The oldest known record of a Mohawk hairstyle actually predates the Mohawk tribe: it’s been found on the Clonycavan Man, an Iron Age body in Dublin, Ireland. That’s a 2,300 years old quite well-preserved Mohawk hair. I didn’t include a photo here because it’s still not that much to look for, but just follow the above link to Wikipedia.
It would be the fierce image of tribal warriors that would make the Mohawk hairstyle enter modern popular culture, but long before the punk movement. In World War II, the US 101st Airborne Division famous for it’s bravery fighting in Europe, as depicted on “Band of Brothers”, had a sub-unit selected and trained for an almost suicidal mission: the Filthy Thirteen.
To incite fear in the enemies, and as a leader of the group, Jake McNiece, was part Native-American, they cut their hair Mohawk style and even painted their faces.
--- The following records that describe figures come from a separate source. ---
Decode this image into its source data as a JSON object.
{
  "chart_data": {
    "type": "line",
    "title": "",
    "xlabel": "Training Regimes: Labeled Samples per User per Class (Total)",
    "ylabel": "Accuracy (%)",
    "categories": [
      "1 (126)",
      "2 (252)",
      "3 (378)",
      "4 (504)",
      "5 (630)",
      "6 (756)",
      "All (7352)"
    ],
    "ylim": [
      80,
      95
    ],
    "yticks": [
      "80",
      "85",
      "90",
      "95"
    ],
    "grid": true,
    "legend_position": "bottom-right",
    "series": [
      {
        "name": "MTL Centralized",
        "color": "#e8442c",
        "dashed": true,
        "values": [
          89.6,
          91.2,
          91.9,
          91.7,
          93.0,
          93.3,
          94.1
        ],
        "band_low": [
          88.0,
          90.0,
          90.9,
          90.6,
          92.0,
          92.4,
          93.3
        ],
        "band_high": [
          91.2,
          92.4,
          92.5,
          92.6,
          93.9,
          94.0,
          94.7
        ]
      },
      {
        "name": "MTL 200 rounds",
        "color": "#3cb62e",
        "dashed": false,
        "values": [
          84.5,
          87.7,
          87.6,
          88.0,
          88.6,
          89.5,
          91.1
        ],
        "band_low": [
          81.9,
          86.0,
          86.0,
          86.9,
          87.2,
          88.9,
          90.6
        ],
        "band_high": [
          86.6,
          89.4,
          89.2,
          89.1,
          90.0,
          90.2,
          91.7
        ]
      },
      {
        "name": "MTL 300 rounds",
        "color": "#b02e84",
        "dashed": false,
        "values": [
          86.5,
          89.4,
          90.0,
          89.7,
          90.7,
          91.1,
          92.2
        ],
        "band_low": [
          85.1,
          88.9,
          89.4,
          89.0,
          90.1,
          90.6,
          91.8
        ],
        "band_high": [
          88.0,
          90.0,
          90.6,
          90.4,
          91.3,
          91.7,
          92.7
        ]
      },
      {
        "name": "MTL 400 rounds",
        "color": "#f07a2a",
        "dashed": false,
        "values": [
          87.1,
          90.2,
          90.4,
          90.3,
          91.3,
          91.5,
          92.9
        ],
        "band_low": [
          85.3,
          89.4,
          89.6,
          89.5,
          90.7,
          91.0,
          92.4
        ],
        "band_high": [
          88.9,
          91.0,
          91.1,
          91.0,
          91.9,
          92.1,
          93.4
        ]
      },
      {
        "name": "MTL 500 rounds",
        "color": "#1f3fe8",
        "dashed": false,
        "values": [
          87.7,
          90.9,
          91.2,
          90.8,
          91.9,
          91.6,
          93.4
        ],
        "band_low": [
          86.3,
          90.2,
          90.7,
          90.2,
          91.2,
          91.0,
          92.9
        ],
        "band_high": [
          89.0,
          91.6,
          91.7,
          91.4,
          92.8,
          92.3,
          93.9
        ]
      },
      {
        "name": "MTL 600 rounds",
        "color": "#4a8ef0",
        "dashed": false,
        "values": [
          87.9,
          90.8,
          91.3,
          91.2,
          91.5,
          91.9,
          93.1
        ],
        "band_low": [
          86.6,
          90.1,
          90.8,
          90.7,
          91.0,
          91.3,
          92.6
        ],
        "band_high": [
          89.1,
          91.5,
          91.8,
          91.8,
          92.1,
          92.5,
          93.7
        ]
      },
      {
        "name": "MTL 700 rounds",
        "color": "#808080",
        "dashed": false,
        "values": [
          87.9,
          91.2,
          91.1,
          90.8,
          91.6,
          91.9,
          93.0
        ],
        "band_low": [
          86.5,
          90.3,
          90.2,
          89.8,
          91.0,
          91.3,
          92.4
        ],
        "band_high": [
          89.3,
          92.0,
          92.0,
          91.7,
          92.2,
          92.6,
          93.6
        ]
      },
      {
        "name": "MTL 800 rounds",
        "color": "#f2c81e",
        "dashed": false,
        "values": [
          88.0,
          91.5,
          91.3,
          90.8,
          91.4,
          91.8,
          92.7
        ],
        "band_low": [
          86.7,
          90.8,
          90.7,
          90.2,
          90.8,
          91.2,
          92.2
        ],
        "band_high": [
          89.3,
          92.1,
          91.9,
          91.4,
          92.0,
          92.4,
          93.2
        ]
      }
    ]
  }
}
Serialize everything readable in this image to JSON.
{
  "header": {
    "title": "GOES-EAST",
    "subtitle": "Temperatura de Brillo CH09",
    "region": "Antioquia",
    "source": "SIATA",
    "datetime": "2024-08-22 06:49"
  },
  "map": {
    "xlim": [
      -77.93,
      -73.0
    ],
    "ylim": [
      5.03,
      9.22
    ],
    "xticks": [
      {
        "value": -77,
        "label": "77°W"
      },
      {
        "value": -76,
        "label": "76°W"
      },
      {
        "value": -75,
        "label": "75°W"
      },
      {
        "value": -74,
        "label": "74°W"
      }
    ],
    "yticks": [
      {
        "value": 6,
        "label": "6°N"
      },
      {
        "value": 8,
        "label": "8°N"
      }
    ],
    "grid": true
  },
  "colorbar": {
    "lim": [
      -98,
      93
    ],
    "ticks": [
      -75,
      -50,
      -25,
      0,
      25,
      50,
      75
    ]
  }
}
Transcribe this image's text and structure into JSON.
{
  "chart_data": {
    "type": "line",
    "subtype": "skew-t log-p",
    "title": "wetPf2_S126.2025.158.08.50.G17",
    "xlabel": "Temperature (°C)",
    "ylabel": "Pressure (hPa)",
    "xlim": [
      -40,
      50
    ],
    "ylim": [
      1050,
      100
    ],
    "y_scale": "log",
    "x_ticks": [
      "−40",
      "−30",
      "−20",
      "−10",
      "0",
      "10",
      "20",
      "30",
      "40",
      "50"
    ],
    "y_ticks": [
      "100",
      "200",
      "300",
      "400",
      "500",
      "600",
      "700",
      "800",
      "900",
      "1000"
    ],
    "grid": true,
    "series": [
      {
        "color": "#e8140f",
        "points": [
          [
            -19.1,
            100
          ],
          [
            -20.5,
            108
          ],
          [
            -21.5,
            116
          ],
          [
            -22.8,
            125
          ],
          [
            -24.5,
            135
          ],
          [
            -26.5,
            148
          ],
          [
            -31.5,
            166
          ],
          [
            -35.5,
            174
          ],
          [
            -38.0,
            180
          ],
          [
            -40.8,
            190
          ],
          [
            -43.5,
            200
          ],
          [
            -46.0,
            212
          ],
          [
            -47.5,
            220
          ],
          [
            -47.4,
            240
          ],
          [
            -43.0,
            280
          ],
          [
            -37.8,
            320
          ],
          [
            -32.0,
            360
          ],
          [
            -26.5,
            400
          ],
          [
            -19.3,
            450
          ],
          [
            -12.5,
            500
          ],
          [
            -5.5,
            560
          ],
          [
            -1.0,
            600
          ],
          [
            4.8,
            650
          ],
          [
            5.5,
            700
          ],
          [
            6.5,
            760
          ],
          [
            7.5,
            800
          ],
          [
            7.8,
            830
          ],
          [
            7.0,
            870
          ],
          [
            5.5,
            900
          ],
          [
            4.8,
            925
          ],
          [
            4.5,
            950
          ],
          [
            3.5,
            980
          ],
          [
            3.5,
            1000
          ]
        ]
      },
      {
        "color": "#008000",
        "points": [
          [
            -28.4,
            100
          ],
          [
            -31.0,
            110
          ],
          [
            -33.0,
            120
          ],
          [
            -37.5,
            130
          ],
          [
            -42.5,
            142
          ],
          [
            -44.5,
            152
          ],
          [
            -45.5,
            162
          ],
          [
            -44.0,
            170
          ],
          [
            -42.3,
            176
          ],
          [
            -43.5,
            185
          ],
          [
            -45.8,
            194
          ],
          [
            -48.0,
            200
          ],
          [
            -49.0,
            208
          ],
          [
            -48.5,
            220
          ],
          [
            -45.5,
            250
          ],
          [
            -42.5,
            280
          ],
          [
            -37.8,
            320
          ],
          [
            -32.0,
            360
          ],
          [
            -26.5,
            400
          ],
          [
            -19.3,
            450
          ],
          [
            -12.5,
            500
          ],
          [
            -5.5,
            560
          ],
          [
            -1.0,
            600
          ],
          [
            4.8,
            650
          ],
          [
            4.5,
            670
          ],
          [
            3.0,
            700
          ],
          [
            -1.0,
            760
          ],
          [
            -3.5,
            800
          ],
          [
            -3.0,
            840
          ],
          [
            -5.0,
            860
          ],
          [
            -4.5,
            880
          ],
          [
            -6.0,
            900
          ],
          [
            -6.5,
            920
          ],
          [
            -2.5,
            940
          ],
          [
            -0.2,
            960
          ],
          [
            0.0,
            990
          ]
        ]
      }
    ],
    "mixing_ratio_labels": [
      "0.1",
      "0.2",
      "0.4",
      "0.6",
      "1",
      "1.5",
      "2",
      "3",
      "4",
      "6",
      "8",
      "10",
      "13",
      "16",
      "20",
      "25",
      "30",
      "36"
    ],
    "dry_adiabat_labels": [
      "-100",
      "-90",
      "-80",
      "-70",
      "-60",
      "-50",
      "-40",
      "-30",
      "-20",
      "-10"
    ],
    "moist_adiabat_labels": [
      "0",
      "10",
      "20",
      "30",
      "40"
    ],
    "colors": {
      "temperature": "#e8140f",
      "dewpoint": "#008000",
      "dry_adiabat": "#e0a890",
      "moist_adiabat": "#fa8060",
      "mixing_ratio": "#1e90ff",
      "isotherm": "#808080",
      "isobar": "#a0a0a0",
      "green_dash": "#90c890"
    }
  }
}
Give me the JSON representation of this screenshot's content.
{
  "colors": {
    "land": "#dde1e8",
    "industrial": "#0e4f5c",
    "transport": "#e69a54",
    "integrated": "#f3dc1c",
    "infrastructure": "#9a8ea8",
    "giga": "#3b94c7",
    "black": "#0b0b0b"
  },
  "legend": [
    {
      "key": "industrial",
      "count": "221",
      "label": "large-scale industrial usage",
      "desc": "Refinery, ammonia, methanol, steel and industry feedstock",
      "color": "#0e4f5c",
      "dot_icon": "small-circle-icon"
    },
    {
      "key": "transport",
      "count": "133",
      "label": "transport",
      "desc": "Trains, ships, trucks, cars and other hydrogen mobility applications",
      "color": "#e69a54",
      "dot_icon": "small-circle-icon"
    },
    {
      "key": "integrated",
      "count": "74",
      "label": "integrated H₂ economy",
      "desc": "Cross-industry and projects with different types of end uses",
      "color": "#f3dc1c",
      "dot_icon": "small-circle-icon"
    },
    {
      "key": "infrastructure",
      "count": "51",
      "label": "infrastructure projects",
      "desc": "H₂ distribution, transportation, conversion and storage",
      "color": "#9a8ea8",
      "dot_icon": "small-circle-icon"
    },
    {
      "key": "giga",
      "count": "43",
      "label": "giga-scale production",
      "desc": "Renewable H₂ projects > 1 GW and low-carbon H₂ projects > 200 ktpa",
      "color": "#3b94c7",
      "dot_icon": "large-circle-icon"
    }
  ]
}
The photo above was published by Stars and Stripes in June 1944, and soldiers later in the Vietnam war would also sport such hairstyle.
A fictional Vietnam veteran, Travis Bickle, would then be immortalized in “Taxi Driver” (1976).
Which brings us back to the time-traveler punk unloading at banana docks. By definition this sort of “time-traveler photos” will be singled out because of the fashion statements the apparently out of place hipsters/punks will be sporting.
However – this speaks a lot about fashion – as in the most famous photo, here too the punk wasn’t actually making any sort of fashion statement. He may have cut his hair that way for any number of reasons, you don’t know if he only shaved one side of his hair.
Yesterday’s worker at the banana docks with a ridiculous haircut my be tomorrow’s David Beckham.